Earlier this year, I explored Professional Learning and Development research, suggesting a Professional Development Planner that could help others plan adult learning opportunities. When colleague John Bimmerle sent me this article, Why Good Professional Development Still Fails, I read it with avid interest.
The conclusion? Research showed that professional development, even when it followed the 7 principles of effective PD, did NOT impact student achievement.
Here are those research-supported principles:
- Be an ongoing experience for educators that provide extended learning opportunities help them master new skills and instructional methods. These have a better chance at positively impacting student learning. (Gulamhussein; Darling-Hammond et al.)
- Be job embedded as much as possible so that what is learned can be applied in the classroom. (DeMonte; Darling-Hammond et al.)
- Provide support for teachers during the implementation stage of using a new instructional method in the classroom. (Gulamhussein).
- Offer content that is specific (e.g. goal, discipline, grade level, developmental stage) instead of generic. (Gulamhussein; Darling-Hammond et al.)
- Be engaging and use varied approaches to support learning for both groups and individuals.(Gulamhussein).
- Include modeling because it helps educators understand new instructional methods (Gulamhussein; Darling-Hammond et al.)
- Promote collaboration among teachers because it leads to better teaching and instruction, helping educators solve problems they are dealing with in the classroom. (DeMonte; Darling-Hammond et al.)
As you can see, the research cited above is mirrored in other PD models, such as the one shown below from Participate PD:
- Engage in inquiry-based investigations integrated into a competency-based online course.
- Collaborate with other teachers.
- Create a learning product, such as lesson plans or student activities.
- Implement and test their learning product directly in the classroom with students.
- Reflect on the process.
- Upload the evidence of classroom practice, student work and learning.
Simply, you’ll learn more if you leverage technology to engage with other learners collaborating on inquiry-based problem with a tangible result. And, whatever teachers learn should be used in the classroom with actual students. Finally, we learn not by experience but by reflecting on our experience as John Dewey pointed out.
Some key take-aways from that article:
- A series of recent, rigorous, randomised-controlled studies of professional development programmes–that incorporated all the ingredients suggested by reviews of the evidence and were thoughtfully designed, carefully implemented and significant investment, these programmes led to no discernible improvements in student learning.

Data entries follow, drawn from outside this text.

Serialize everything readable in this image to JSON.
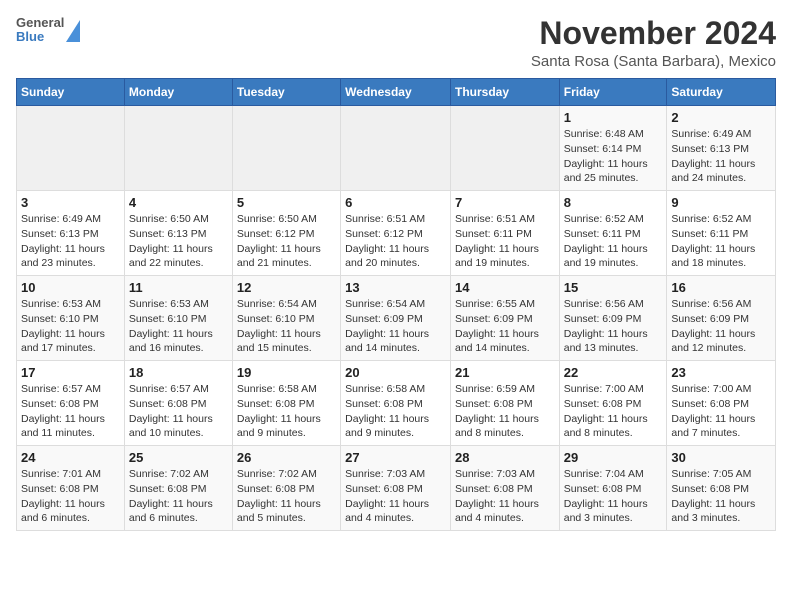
{
  "header": {
    "logo_line1": "General",
    "logo_line2": "Blue",
    "month": "November 2024",
    "location": "Santa Rosa (Santa Barbara), Mexico"
  },
  "weekdays": [
    "Sunday",
    "Monday",
    "Tuesday",
    "Wednesday",
    "Thursday",
    "Friday",
    "Saturday"
  ],
  "weeks": [
    [
      {
        "day": "",
        "info": ""
      },
      {
        "day": "",
        "info": ""
      },
      {
        "day": "",
        "info": ""
      },
      {
        "day": "",
        "info": ""
      },
      {
        "day": "",
        "info": ""
      },
      {
        "day": "1",
        "info": "Sunrise: 6:48 AM\nSunset: 6:14 PM\nDaylight: 11 hours and 25 minutes."
      },
      {
        "day": "2",
        "info": "Sunrise: 6:49 AM\nSunset: 6:13 PM\nDaylight: 11 hours and 24 minutes."
      }
    ],
    [
      {
        "day": "3",
        "info": "Sunrise: 6:49 AM\nSunset: 6:13 PM\nDaylight: 11 hours and 23 minutes."
      },
      {
        "day": "4",
        "info": "Sunrise: 6:50 AM\nSunset: 6:13 PM\nDaylight: 11 hours and 22 minutes."
      },
      {
        "day": "5",
        "info": "Sunrise: 6:50 AM\nSunset: 6:12 PM\nDaylight: 11 hours and 21 minutes."
      },
      {
        "day": "6",
        "info": "Sunrise: 6:51 AM\nSunset: 6:12 PM\nDaylight: 11 hours and 20 minutes."
      },
      {
        "day": "7",
        "info": "Sunrise: 6:51 AM\nSunset: 6:11 PM\nDaylight: 11 hours and 19 minutes."
      },
      {
        "day": "8",
        "info": "Sunrise: 6:52 AM\nSunset: 6:11 PM\nDaylight: 11 hours and 19 minutes."
      },
      {
        "day": "9",
        "info": "Sunrise: 6:52 AM\nSunset: 6:11 PM\nDaylight: 11 hours and 18 minutes."
      }
    ],
    [
      {
        "day": "10",
        "info": "Sunrise: 6:53 AM\nSunset: 6:10 PM\nDaylight: 11 hours and 17 minutes."
      },
      {
        "day": "11",
        "info": "Sunrise: 6:53 AM\nSunset: 6:10 PM\nDaylight: 11 hours and 16 minutes."
      },
      {
        "day": "12",
        "info": "Sunrise: 6:54 AM\nSunset: 6:10 PM\nDaylight: 11 hours and 15 minutes."
      },
      {
        "day": "13",
        "info": "Sunrise: 6:54 AM\nSunset: 6:09 PM\nDaylight: 11 hours and 14 minutes."
      },
      {
        "day": "14",
        "info": "Sunrise: 6:55 AM\nSunset: 6:09 PM\nDaylight: 11 hours and 14 minutes."
      },
      {
        "day": "15",
        "info": "Sunrise: 6:56 AM\nSunset: 6:09 PM\nDaylight: 11 hours and 13 minutes."
      },
      {
        "day": "16",
        "info": "Sunrise: 6:56 AM\nSunset: 6:09 PM\nDaylight: 11 hours and 12 minutes."
      }
    ],
    [
      {
        "day": "17",
        "info": "Sunrise: 6:57 AM\nSunset: 6:08 PM\nDaylight: 11 hours and 11 minutes."
      },
      {
        "day": "18",
        "info": "Sunrise: 6:57 AM\nSunset: 6:08 PM\nDaylight: 11 hours and 10 minutes."
      },
      {
        "day": "19",
        "info": "Sunrise: 6:58 AM\nSunset: 6:08 PM\nDaylight: 11 hours and 9 minutes."
      },
      {
        "day": "20",
        "info": "Sunrise: 6:58 AM\nSunset: 6:08 PM\nDaylight: 11 hours and 9 minutes."
      },
      {
        "day": "21",
        "info": "Sunrise: 6:59 AM\nSunset: 6:08 PM\nDaylight: 11 hours and 8 minutes."
      },
      {
        "day": "22",
        "info": "Sunrise: 7:00 AM\nSunset: 6:08 PM\nDaylight: 11 hours and 8 minutes."
      },
      {
        "day": "23",
        "info": "Sunrise: 7:00 AM\nSunset: 6:08 PM\nDaylight: 11 hours and 7 minutes."
      }
    ],
    [
      {
        "day": "24",
        "info": "Sunrise: 7:01 AM\nSunset: 6:08 PM\nDaylight: 11 hours and 6 minutes."
      },
      {
        "day": "25",
        "info": "Sunrise: 7:02 AM\nSunset: 6:08 PM\nDaylight: 11 hours and 6 minutes."
      },
      {
        "day": "26",
        "info": "Sunrise: 7:02 AM\nSunset: 6:08 PM\nDaylight: 11 hours and 5 minutes."
      },
      {
        "day": "27",
        "info": "Sunrise: 7:03 AM\nSunset: 6:08 PM\nDaylight: 11 hours and 4 minutes."
      },
      {
        "day": "28",
        "info": "Sunrise: 7:03 AM\nSunset: 6:08 PM\nDaylight: 11 hours and 4 minutes."
      },
      {
        "day": "29",
        "info": "Sunrise: 7:04 AM\nSunset: 6:08 PM\nDaylight: 11 hours and 3 minutes."
      },
      {
        "day": "30",
        "info": "Sunrise: 7:05 AM\nSunset: 6:08 PM\nDaylight: 11 hours and 3 minutes."
      }
    ]
  ]
}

- Summer training, video coaching and professional learning communities “improved teachers’ knowledge and some aspects of classroom practice but did not improve student achievement”
- Summer training, coaching and follow-up seminars over two years changed neither teacher knowledge nor student achievement.
- Three years of problem solving and examination of student work and misconceptions led teachers to evaluate the programme positively, increased their knowledge slightly but left their teaching unchanged
- No matter how strong your external training is, culture is stronger
What it boils down to, as the article suggests, is that professional development did not result in a change in teaching practices, and therefore, no impact on student achievement.
What are the implications for edtech advocates? For years, I’ve stated that the following works:
- Problem-based learning,
- Reflective blogging that takes a hard look at what you’re doing day in and out for the sake of getting better. I’m NOT talking about the blogging prevalent today, focused on sharing the latest “Wow, isn’t this cool!” app to build one’s brand so you can become a consultant or get business. Yes, I’m guilty, too, so I know how easy it is to write those blog entries. Achieving transformation via reflection is hard work.
- Collaborate with other educators, invite them into your teaching & learning space, listen to them when they make suggestions. This often doesn’t even happen at the adult learning facilitator level. “Ok you’re an expert, we’re going to let you go be an expert!”
- Provide in-classroom coaching support (the stats on coaching cannot be ignored!) during implementation of a new instructional method or strategy. This includes modeling by the coach. Reflection afterwards is a must.
- Provide specific instructional support during professional learning and a wealth of resources.
- Build a support network and nurture relationships among all learners.